# want to make kolaches



## mustangeric (May 22, 2010)

any one have some insite on how to make sausage and cheese kolaches?


----------



## CoastalOutfitters (Aug 20, 2004)

those aren't kolaches

http://en.wikipedia.org/wiki/Klobasnek

http://www.cafemom.com/journals/rea...how_to_make_meat_filled_Kolache_aka_klobasnek


----------



## speckle-catcher (May 20, 2004)

oh here we go with the whole "what is and what isn't a kolache" argument.


----------



## Danny O (Apr 14, 2010)

Not sure if this is technically a kolache, but it's a quick fix and very tasty. My wife uses the Pillsbury Crescent rolls, cheese, and 2 Lit'l Smokey sausages. Had some this morning!


----------



## mustangeric (May 22, 2010)

ok can someone tell me how to make some good *Klobasnek*


----------



## ksk (Aug 9, 2008)

I make homemade kolaches,here's the reciepe: 

1 pkg. yeast 
1 cup milk 
1/4 cup sugar 
1 tsp salt 
1 egg,slightly beaten 
3 3/4 cups of bread flour 
I mix the above in my bread maker to make the dough.Once the dough is made I roll it out and let it rise.Once risen,I separate into kolaches and let rise again.When ready I add filing,fruit,sausage,cheese etc.
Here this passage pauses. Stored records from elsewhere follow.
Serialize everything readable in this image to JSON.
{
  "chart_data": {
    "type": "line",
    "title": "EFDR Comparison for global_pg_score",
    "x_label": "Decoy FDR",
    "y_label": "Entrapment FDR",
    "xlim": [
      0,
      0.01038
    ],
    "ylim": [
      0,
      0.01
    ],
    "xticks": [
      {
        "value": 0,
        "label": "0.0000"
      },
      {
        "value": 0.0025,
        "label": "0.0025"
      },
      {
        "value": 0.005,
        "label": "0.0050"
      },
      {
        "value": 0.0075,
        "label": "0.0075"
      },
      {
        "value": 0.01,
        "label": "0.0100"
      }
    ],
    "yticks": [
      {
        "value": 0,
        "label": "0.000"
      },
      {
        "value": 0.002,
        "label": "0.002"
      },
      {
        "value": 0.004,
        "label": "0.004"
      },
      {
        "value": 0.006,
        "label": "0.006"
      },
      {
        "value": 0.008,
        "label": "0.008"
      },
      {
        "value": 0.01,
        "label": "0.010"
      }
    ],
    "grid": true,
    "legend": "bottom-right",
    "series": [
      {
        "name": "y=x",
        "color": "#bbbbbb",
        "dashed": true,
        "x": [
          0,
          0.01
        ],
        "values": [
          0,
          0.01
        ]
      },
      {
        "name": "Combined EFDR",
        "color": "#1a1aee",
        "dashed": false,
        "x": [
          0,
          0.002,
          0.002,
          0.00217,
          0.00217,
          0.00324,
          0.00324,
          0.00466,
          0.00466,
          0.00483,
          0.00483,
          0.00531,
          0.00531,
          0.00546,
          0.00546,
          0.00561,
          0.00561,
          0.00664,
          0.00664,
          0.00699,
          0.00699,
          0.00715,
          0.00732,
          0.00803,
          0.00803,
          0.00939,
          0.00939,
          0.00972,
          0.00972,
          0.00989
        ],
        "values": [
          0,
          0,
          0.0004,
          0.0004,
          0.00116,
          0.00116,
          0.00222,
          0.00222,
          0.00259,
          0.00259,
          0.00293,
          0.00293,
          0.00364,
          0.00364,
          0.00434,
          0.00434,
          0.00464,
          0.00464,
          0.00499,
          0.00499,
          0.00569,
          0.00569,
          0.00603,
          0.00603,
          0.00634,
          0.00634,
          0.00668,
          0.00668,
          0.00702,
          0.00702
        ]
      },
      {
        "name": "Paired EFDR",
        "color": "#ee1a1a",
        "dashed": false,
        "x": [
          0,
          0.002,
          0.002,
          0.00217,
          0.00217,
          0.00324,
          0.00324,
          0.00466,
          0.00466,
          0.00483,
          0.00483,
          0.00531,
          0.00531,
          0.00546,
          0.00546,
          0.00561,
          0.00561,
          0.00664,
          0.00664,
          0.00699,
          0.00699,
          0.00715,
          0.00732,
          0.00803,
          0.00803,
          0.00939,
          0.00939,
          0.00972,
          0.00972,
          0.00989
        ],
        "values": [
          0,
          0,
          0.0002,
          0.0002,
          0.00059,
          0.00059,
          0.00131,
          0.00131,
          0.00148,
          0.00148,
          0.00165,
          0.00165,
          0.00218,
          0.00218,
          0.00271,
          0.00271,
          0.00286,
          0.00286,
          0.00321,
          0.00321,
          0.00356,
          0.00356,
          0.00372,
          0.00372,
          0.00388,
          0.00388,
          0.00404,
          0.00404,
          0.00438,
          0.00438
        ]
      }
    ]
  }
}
Bake at 375 for 15 minutes or until brown.One can coat with butter.I usually get about a dozen with this recipe.I got the recipe from my Bohemina mother in law from El Campo.My wife says it's faster to buy a dozen at the donut shop?


----------



## CoastalOutfitters (Aug 20, 2004)

mustangeric said:


> ok can someone tell me how to make some good *Klobasnek*


read the bottom of the 2nd link i posted


----------



## hairchicktx (Dec 28, 2010)

These are good! i make these too! they also make a bigger size of the lil smokies,and they are easier to wrap!!! yum!


----------



## hairchicktx (Dec 28, 2010)

Danny O said:


> Not sure if this is technically a kolache, but it's a quick fix and very tasty. My wife uses the Pillsbury Crescent rolls, cheese, and 2 Lit'l Smokey sausages. Had some this morning!


sorry new at this, i meant to reply to this,,,


----------



## RAYSOR (Apr 26, 2007)

Danny O said:


> Not sure if this is technically a kolache, but it's a quick fix and very tasty. My wife uses the Pillsbury Crescent rolls, cheese, and 2 Lit'l Smokey sausages. Had some this morning!


That is some GOOD,eats!


----------



## G-O-T-B (Jan 15, 2010)

I like those Kolaches with boudain in them.


----------



## tbendbound (Feb 7, 2011)

Please don't be offended when we say, "These are not kolaches!" My Czech grandma would give you an earful.....but it's not a kolache.


----------